Graduate Student Fellow positions are open to University of Toronto doctoral and master’s degree students who are currently enrolled in the 2022-23 school year, with strong interest in and passion for critical urban challenges; we will also consider exceptional, senior undergraduate students. They should be highly motivated to initiate and lead an innovative, creative and impactful project during the academic year. The duration of the fellowship is nine months.
Graduate Fellows are eligible for:
- Stipend of $2,000, to support their pursuit of an independent project that addresses the broad theme of cities
- Hoteling workspace at the School
- Connection with peers by participating in a series of virtual and in-person (when circumstances allow) meetings in a Methods Atelier (coordinated by SofC Director Karen Chapple with faculty guests), which will focus on building understanding of the strengths and weaknesses of different methodological approaches from community-based research to big data and spatial analytics
- Connection with peers in informal writing groups
- University of Toronto Co-Curricular Record (CCR) (6 competencies) recognition
- Opportunity to mentor undergraduate group projects (the Multidisciplinary Urban Capstone Project), for an additional $1,000 stipend
- Membership in the SofC Fellows Alumni Network
We ask that Graduate Fellows:
- Share their project outcomes at a virtual symposium in May
- Develop a project that must include some form of knowledge mobilization and/or public engagement. This includes, but is not limited to, producing a performance, podcast, or art installation; writing an op-ed, blog, or policy brief; giving a public talk; conducting a monthly student-led conversation café or a debate; creating a website or app, etc. At the end of the program, we will select several of these projects to highlight on the SofC website
- Participate in SofC events and outreach programs
- Description of proposed project (no more than 500 words)
- Curriculum vitae
Criteria for selection
- Creativity and likely impact of proposed knowledge mobilization
- Demonstrably viable project (i.e., based on research already in progress or connected to an active research team)

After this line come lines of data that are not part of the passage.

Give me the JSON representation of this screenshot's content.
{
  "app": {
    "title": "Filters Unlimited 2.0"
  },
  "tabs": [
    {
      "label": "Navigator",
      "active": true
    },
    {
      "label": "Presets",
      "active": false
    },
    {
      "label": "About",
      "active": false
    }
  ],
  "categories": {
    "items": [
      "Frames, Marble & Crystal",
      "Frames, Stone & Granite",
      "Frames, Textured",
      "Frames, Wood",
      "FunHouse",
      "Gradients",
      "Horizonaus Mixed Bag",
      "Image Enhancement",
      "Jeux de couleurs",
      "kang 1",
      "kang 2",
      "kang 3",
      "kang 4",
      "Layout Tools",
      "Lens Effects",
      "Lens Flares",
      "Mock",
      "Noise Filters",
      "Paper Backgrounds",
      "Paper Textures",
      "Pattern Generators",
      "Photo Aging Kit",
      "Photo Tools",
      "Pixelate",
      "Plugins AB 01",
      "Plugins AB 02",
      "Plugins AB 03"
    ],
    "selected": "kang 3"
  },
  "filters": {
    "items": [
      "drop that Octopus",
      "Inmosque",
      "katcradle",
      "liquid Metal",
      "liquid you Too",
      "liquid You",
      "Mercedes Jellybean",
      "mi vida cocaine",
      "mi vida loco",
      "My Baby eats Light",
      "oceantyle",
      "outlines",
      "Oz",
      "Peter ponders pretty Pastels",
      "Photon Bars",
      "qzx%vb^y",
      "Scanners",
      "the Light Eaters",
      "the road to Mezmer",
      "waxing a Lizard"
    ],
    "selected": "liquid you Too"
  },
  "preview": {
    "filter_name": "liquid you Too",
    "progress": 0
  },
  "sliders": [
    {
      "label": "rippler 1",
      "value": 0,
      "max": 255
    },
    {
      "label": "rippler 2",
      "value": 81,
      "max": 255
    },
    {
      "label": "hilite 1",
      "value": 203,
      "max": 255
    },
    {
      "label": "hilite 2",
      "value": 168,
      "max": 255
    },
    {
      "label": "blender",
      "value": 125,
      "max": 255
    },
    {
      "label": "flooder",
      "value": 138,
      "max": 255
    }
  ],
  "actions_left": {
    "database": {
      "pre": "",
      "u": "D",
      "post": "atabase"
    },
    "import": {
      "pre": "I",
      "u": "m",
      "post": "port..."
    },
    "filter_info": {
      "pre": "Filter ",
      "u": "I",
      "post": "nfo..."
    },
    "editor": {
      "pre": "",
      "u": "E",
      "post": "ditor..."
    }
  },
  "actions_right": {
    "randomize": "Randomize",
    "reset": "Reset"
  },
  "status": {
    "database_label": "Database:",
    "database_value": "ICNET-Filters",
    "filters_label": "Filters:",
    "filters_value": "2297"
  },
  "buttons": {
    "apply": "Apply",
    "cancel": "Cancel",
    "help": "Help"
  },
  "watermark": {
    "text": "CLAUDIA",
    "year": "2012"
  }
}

- Rigour of methodological approach
- Connection to equity, diversity, and inclusion
Related opportunity for 22-23 Fellows
The Cabbagetown Preservation Association (website) is offering a contract worth an additional $500 for each of 2 students whose research is relevant to this historic Toronto neighbourhood. Cabbagetown Preservation Association is participating in a heritage reset conversation in the fall, as they look into their past and its people, while simultaneously working to engage a new generation in conversations about heritage and what it means in 2022. The expected outcome is a public lecture for the community to be presented as part of the Cabbagetown Talks series. The format, could be an individual presentation, panel discussion, etc. and will be decided in consultation with the student(s) and the Board.